Pan-European pension scheme to have ‘limited impact in Ireland’
European Commission unveils plans to encourage people to set aside money for old age
As well as making it simpler for savers, consumers are also expected to be able to benefit from increased competition from pension providers and a more dynamic marketplace
New proposals to establish a pan-European pension product to help people save for retirement will likely have a limited impact in Ireland due to the high number of personal plans already in existence, the head of the country’s industry lobby group has said.
Jerry Moriarty, chief executive of the Irish Association of Pension Funds, which represents the the interests of occupational schemes in Ireland, was commenting after the European Commission unveiled wide-ranging plans to provide more choice for consumers to encourage them to set aside money for old age.
The newly-proposed pan-European personal pension product (PEPP) is also intended to boost the growth of an EU industry that is currently worth about €700 billion.
Europe is facing an unprecedented demographic challenge that is likely to significantly increase pressure on public finances in the years ahead. Over the next 50 years, the share of the population in retirement-age versus those in working-age is forecast to double. However, currently, only 27 per cent of Europeans between 25 and 59 years old have enrolled themselves in a pension product, and the market for personal plans is seen as being fragmented and uneven.
PEPP is intended to create a voluntary single personal pension product that can be bought or sold anywhere in the European Union.
As well as making it simpler for savers, consumers are also expected to be able to benefit from increased competition from pension providers and a more dynamic marketplace.
Speaking to The Irish Times, Mr Moriarty said the jury is out as to what impact PEPP might have but added that “it certainly has some potential to change the landscape a little bit.”
“There was a little bit of surprise when this was raised initially as it is almost a case of a regulator creating a product, which is unusual,” said Mr Moriarty.
He said PEPP would be more likely to benefit savers in countries where there is little or no market for personal pension products.
“I don’t expect it to have a huge impact for Ireland because we already have personal pensions.

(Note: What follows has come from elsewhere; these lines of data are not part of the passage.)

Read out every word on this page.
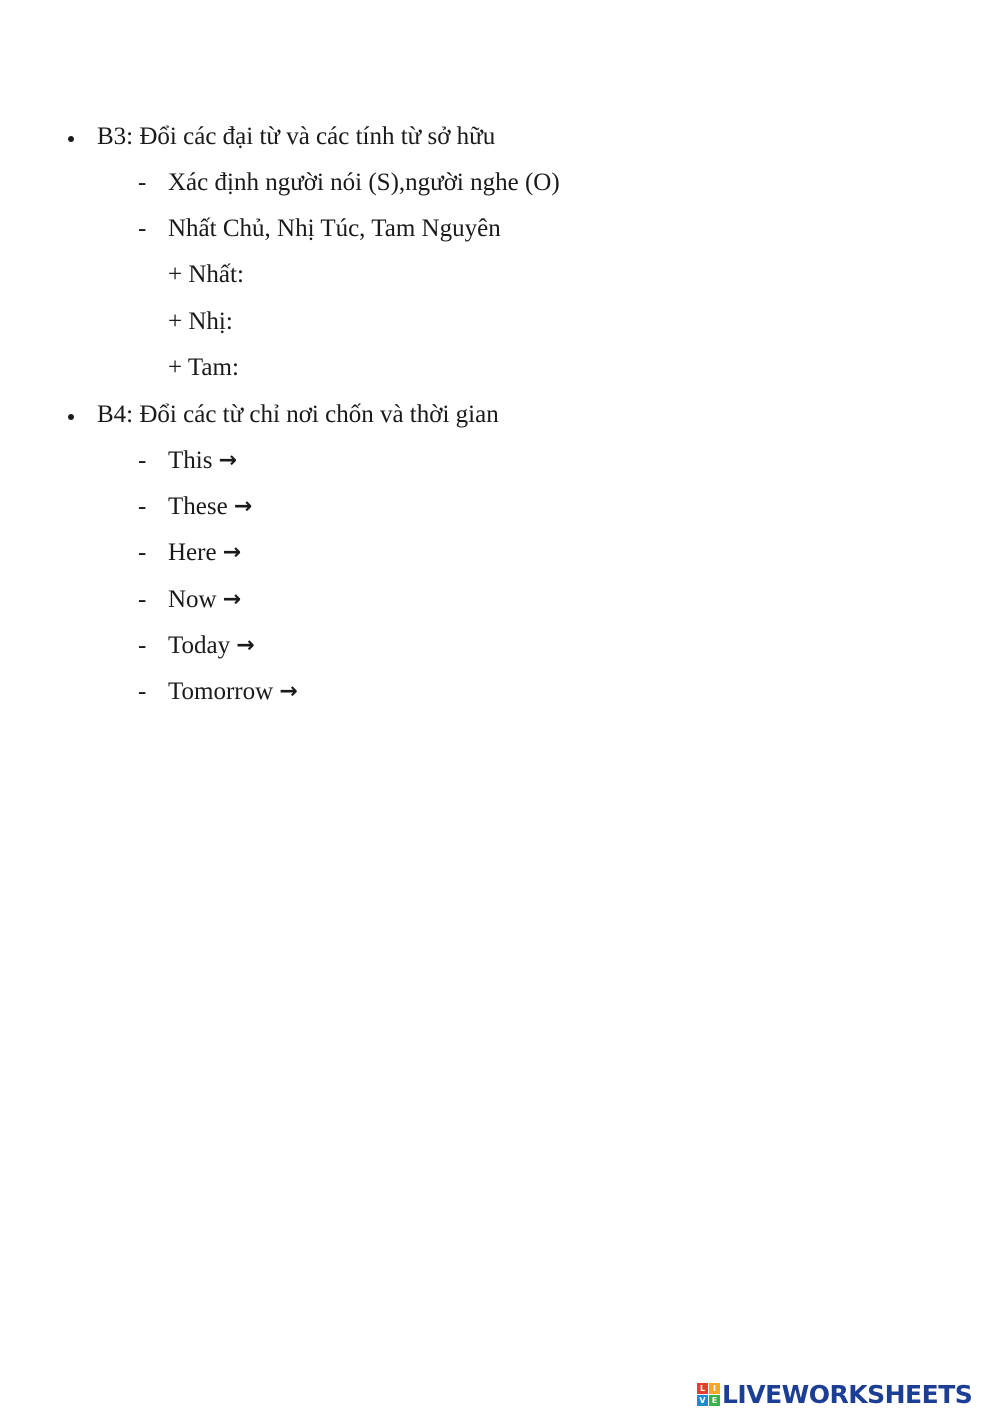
B3: Đổi các đại từ và các tính từ sở hữu
- Xác định người nói (S),người nghe (O)
- Nhất Chủ, Nhị Túc, Tam Nguyên
+ Nhất:
+ Nhị:
+ Tam:
B4: Đổi các từ chỉ nơi chốn và thời gian
- This →
- These →
- Here →
- Now →
- Today →
- Tomorrow →
L I
V E LIVEWORKSHEETS
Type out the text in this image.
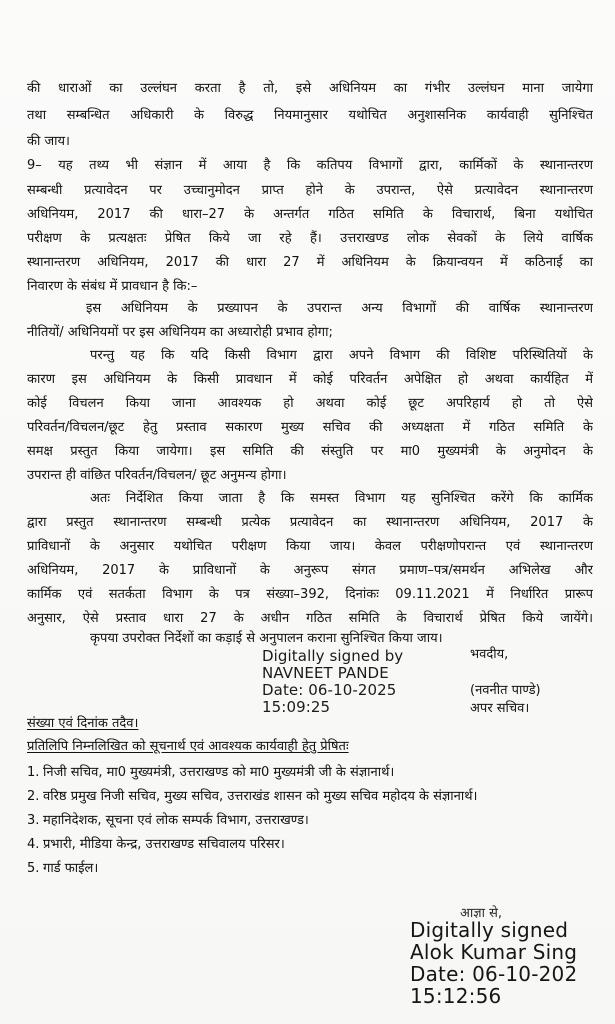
की धाराओं का उल्लंघन करता है तो, इसे अधिनियम का गंभीर उल्लंघन माना जायेगा
तथा सम्बन्धित अधिकारी के विरुद्ध नियमानुसार यथोचित अनुशासनिक कार्यवाही सुनिश्चित
की जाय।
9– यह तथ्य भी संज्ञान में आया है कि कतिपय विभागों द्वारा, कार्मिकों के स्थानान्तरण
सम्बन्धी प्रत्यावेदन पर उच्चानुमोदन प्राप्त होने के उपरान्त, ऐसे प्रत्यावेदन स्थानान्तरण
अधिनियम, 2017 की धारा–27 के अन्तर्गत गठित समिति के विचारार्थ, बिना यथोचित
परीक्षण के प्रत्यक्षतः प्रेषित किये जा रहे हैं। उत्तराखण्ड लोक सेवकों के लिये वार्षिक
स्थानान्तरण अधिनियम, 2017 की धारा 27 में अधिनियम के क्रियान्वयन में कठिनाई का
निवारण के संबंध में प्रावधान है कि:–
इस अधिनियम के प्रख्यापन के उपरान्त अन्य विभागों की वार्षिक स्थानान्तरण
नीतियों/ अधिनियमों पर इस अधिनियम का अध्यारोही प्रभाव होगा;
परन्तु यह कि यदि किसी विभाग द्वारा अपने विभाग की विशिष्ट परिस्थितियों के
कारण इस अधिनियम के किसी प्रावधान में कोई परिवर्तन अपेक्षित हो अथवा कार्यहित में
कोई विचलन किया जाना आवश्यक हो अथवा कोई छूट अपरिहार्य हो तो ऐसे
परिवर्तन/विचलन/छूट हेतु प्रस्ताव सकारण मुख्य सचिव की अध्यक्षता में गठित समिति के
समक्ष प्रस्तुत किया जायेगा। इस समिति की संस्तुति पर मा0 मुख्यमंत्री के अनुमोदन के
उपरान्त ही वांछित परिवर्तन/विचलन/ छूट अनुमन्य होगा।
अतः निर्देशित किया जाता है कि समस्त विभाग यह सुनिश्चित करेंगे कि कार्मिक
द्वारा प्रस्तुत स्थानान्तरण सम्बन्धी प्रत्येक प्रत्यावेदन का स्थानान्तरण अधिनियम, 2017 के
प्राविधानों के अनुसार यथोचित परीक्षण किया जाय। केवल परीक्षणोपरान्त एवं स्थानान्तरण
अधिनियम, 2017 के प्राविधानों के अनुरूप संगत प्रमाण–पत्र/समर्थन अभिलेख और
कार्मिक एवं सतर्कता विभाग के पत्र संख्या–392, दिनांकः 09.11.2021 में निर्धारित प्रारूप
अनुसार, ऐसे प्रस्ताव धारा 27 के अधीन गठित समिति के विचारार्थ प्रेषित किये जायेंगे।
कृपया उपरोक्त निर्देशों का कड़ाई से अनुपालन कराना सुनिश्चित किया जाय।
Digitally signed by
NAVNEET PANDE
Date: 06-10-2025
15:09:25
भवदीय,
(नवनीत पाण्डे)
अपर सचिव।
संख्या एवं दिनांक तदैव।
प्रतिलिपि निम्नलिखित को सूचनार्थ एवं आवश्यक कार्यवाही हेतु प्रेषितः
1. निजी सचिव, मा0 मुख्यमंत्री, उत्तराखण्ड को मा0 मुख्यमंत्री जी के संज्ञानार्थ।
2. वरिष्ठ प्रमुख निजी सचिव, मुख्य सचिव, उत्तराखंड शासन को मुख्य सचिव महोदय के संज्ञानार्थ।
3. महानिदेशक, सूचना एवं लोक सम्पर्क विभाग, उत्तराखण्ड।
4. प्रभारी, मीडिया केन्द्र, उत्तराखण्ड सचिवालय परिसर।
5. गार्ड फाईल।
आज्ञा से,
Digitally signed
Alok Kumar Sing
Date: 06-10-202
15:12:56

I think it is more designed for countries where pension coverage is lower and where there is more reliance on state provision,” Mr Moriarty added.
He said countries that have a low take-up of personal pensions, such as the Netherlands and Germany, where occupational pensions are the norm, would be wary of the proposed scheme.
Mr Moriarty said however, the new plan was likely meant to bring the benefits of scale usually seen in occupational schemes to personal plans.
“Another benefit could be it will set some standards as I’d imagine the standards that would apply on a pan-European basis would probably then also be expected on domestic products as well,” he said.
The European Commission has recommended that member states grant the same tax treatment to the proposed product as to similar existing national products to ensure that PEPP gets off to a flying start.
However, Mr Moriarty said given the different rules that exist on pensions in different member states, he didn’t expect to see a “seamless transition” for those moving abroad
Each country has its own rules on how much you can contribute, the form in which you can take benefits, and the amount you get tax relief on and so on. I think what you’ll end up with is all of these segments that are subject to separate rules. It’s not like you will have seamless transition across Europe but it will make it a little easier if you go to a new country in that you don’t have to start up from scratch,” Mr Moriarty said.
“In Ireland we have a pension time bomb coming down the tracks. Only about 41 per cent of the working population is covered by a private pension scheme, whether that is a workplace pension or a personal pension. That means that hundreds of thousands of workers could be dependent on a state pension into the future,” said Mr Hayes.
“The Irish government needs to get on board with this proposal to get the best result for people who want to put money aside for retirement, “ he added.